これからの時期、間違いなく多くなるのが風邪。
なかでもインフルエンザは感染の力が強く、流行してしまうので注意が必要です。
インフルエンザと診断が決まれば、その時は抗インフルエンザ薬が第一選択ですが、
漢方薬を同時に処方する医療機関も増えてきました。
特に処方されやすい方剤が「麻黄湯(まおうとう)」です。
しかし漢方薬の中には風邪に用いられる薬が他にも沢山あります。
有名な葛根湯(かっこんとう)もその一つですし、
柴胡桂枝湯(さいこけいしとう)や銀翹散(ぎんぎょうさん)なんていう処方もあります。
ただ、何故かインフルエンザには「麻黄湯」が良く出されます。
何故でしょうか。
理由は簡単です。「麻黄湯」がインフルエンザに有効であるという論文があるからです。
この論文があるという根拠。僕は非常に危険だと思います。
以前おなじ理由でC型肝炎に用いられていた「小柴胡湯(しょうさいことう)」は、乱用されたことで重篤な副作用を出しました。

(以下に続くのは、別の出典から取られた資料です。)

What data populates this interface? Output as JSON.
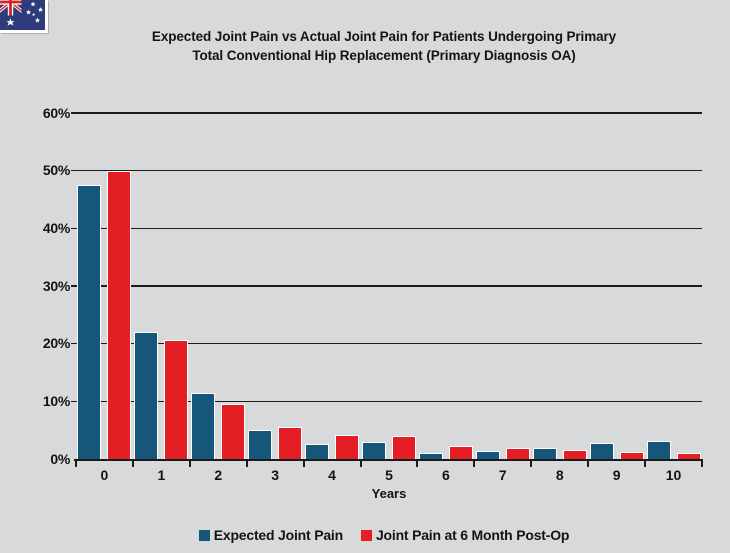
{
  "flag": {
    "country": "Australia"
  },
  "title": {
    "line1": "Expected Joint Pain vs Actual Joint Pain for Patients Undergoing Primary",
    "line2": "Total Conventional Hip Replacement (Primary Diagnosis OA)"
  },
  "chart_data": {
    "type": "bar",
    "title": "Expected Joint Pain vs Actual Joint Pain for Patients Undergoing Primary Total Conventional Hip Replacement (Primary Diagnosis OA)",
    "categories": [
      "0",
      "1",
      "2",
      "3",
      "4",
      "5",
      "6",
      "7",
      "8",
      "9",
      "10"
    ],
    "series": [
      {
        "name": "Expected Joint Pain",
        "color": "#15567a",
        "values": [
          47.5,
          22.0,
          11.5,
          5.1,
          2.6,
          2.9,
          1.0,
          1.4,
          1.9,
          2.7,
          3.2
        ]
      },
      {
        "name": "Joint Pain at 6 Month Post-Op",
        "color": "#e41e25",
        "values": [
          50.0,
          20.7,
          9.5,
          5.6,
          4.1,
          4.0,
          2.2,
          1.9,
          1.6,
          1.3,
          1.1
        ]
      }
    ],
    "xlabel": "Years",
    "ylabel": "",
    "ylim": [
      0,
      60
    ],
    "ytick_step": 10,
    "ytick_labels": [
      "0%",
      "10%",
      "20%",
      "30%",
      "40%",
      "50%",
      "60%"
    ],
    "grid": true,
    "legend_position": "bottom"
  },
  "colors": {
    "background": "#d8d9db",
    "axis": "#1a1a1a",
    "expected_blue": "#15567a",
    "postop_red": "#e41e25",
    "bar_outline": "#ffffff",
    "flag_blue": "#2e3c7c",
    "flag_red": "#d8232a"
  }
}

論文があるという根拠に寄りかかり過ぎることで、方剤本来の使い方が無視されたからです。
漢方薬には使い方があります。
使い方があるということは、使ってはいけないケースもある、ということです。
それを無視してインフルエンザにはとりあえず麻黄湯、という使い方をする。
当薬局にご来局される患者さまの中にも、それで副作用を経験された方がいます。
聖医・張仲景が創方した名方「麻黄湯」。
仲景がこの状況を見たら、激怒します。